Igor Fernández
PSICOLOGÍA

Gracias por lo malo

Eduardo Chillida decía que le gustaba vivir en la costa, cerca del mar, porque ahí es donde este acaba, y es justo ahí donde mejor comprendía cómo funcionaba, su naturaleza. Y esta idea quizá también retrata poéticamente algo achacable al ser humano. Quizá donde más aprendemos de nosotros mismos, de nosotras mismas, sea donde acaba lo que creemos, lo que consideramos inmutable y predecible, lo que hemos dado por ‘bueno’. De hecho, en tanto en cuanto el mundo se comparta según lo previsto o lo deseado –aunque el mundo se comporte a su manera y seamos nosotros quienes le añadamos etiquetas–, nos sentimos ‘bien’, entendemos que nos pasan cosas ‘buenas’.

La seguridad de poder predecir nos hace también sentir ‘bien’, incluso al clima que nos deja hacer lo que queremos lo llamamos ‘buen tiempo’. De modo similar, lo que se aleja de nuestra manera de pensar, de nuestro deseo, rápidamente lo catalogamos como ‘malo’, indeseable, o inconveniente. Sin embargo, quizá en esas confrontaciones, en esas disensiones e incomodidades, la diferencia nos haga, como en el mar de Chillida, conocer cómo funcionamos, al reconocer nuestros ‘bordes’, el límite de lo que consideramos nuestro o bueno.

En un primer momento parece difícil considerar algo que nos es incómodo como algo potencialmente bueno para uno, para una, y, sin embargo, esa incomodidad está cargada de potencial. Un contratiempo –de cierta envergadura– nos obliga a buscar activamente, y no con los automatismos de la rutina, entre la biblioteca de recursos, para escoger la mejor manera de sobrevivir pero también a activar la creatividad precisa para inventar el mundo del que viviremos tras el contratiempo. También nos obliga a reconsiderar creencias que dábamos por buenas, ideas fijadas en su momento al albor de un mundo pasado y que hemos usado hasta ese momento. El contratiempo nos da la oportunidad de revisar su inflexibilidad, su ‘totalidad’ y actualizarlas. También los contratiempos, a pesar de lo ‘malos’ que nos puedan resultar, nos dan permisos.
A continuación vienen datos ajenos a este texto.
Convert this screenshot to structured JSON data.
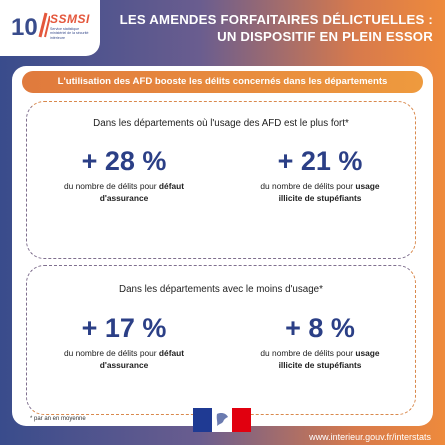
{
  "brand": {
    "logo_number": "10",
    "name": "SSMSI",
    "subtitle": "Service statistique ministériel de la sécurité intérieure",
    "colors": {
      "blue": "#394c8c",
      "orange": "#e4573c",
      "stat_blue": "#2b3f86"
    }
  },
  "header": {
    "title_line1": "LES AMENDES FORFAITAIRES DÉLICTUELLES :",
    "title_line2": "UN DISPOSITIF EN PLEIN ESSOR"
  },
  "banner": {
    "text": "L'utilisation des AFD booste les délits concernés dans les départements"
  },
  "sections": [
    {
      "heading": "Dans les départements où l'usage des AFD est le plus fort*",
      "stats": [
        {
          "value": "+ 28 %",
          "desc_prefix": "du nombre de délits pour ",
          "desc_bold1": "défaut",
          "desc_bold2": "d'assurance"
        },
        {
          "value": "+ 21 %",
          "desc_prefix": "du nombre de délits pour ",
          "desc_bold1": "usage",
          "desc_bold2": "illicite de stupéfiants"
        }
      ]
    },
    {
      "heading": "Dans les départements avec le moins d'usage*",
      "stats": [
        {
          "value": "+ 17 %",
          "desc_prefix": "du nombre de délits pour ",
          "desc_bold1": "défaut",
          "desc_bold2": "d'assurance"
        },
        {
          "value": "+ 8 %",
          "desc_prefix": "du nombre de délits pour ",
          "desc_bold1": "usage",
          "desc_bold2": "illicite de stupéfiants"
        }
      ]
    }
  ],
  "footnote": "* par an en moyenne",
  "footer": {
    "url": "www.interieur.gouv.fr/interstats",
    "emblem": "marianne-flag-icon"
  }
}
El hecho de que, empeñarnos en ser fuertes, por ejemplo, ante un revés de la vida, no pueda evitar el dolor –aunque lo transforme en amargura, la fortaleza no nos ‘libera’ por sí misma del dolor–, también nos da permiso para no tener que ‘ser fuerte’ como única estrategia. Es un fastidio que hoy no funcione si dicha fortaleza a ultranza ha servido en el pasado para afrontar otros momentos difíciles, pero el propio hecho de que no funcione nos libera de todo el esfuerzo, en este caso, inútil –más nos vale encontrar otras maneras si ser fuertes no es suficiente y, además, nos consume–. Lo que no sale bien también nos espabila, nos permite relativizar ese control férreo que a veces pensamos que tenemos que tener sobre todo lo que hacemos, nos recuerda que no somos infalibles, ni omnipotentes, ni somos tan centrales para el curso de según qué acontecimientos.

No ‘llegar’ puede ser frustrante pero abre las preguntas ‘¿para qué tengo que llegar?’, ‘¿es mía toda la responsabilidad?’, ‘¿qué pasa si compruebo que todo mi esfuerzo influye solo en un pequeño tanto por ciento del resultado?’… Lo malo que nos pasa, a veces puede también volvernos más tolerantes ante los errores de otros, las decisiones que no compartimos o los efectos inesperados más allá de nosotros, de nosotras. E incluso cabe a menudo pensar que ciertas cosas ‘malas’ que nos pasan –ni mucho menos todas–, han sido en otro momento para bien; al menos, hoy somos quienes somos también gracias a ‘lo malo’ que tuvimos que atravesar.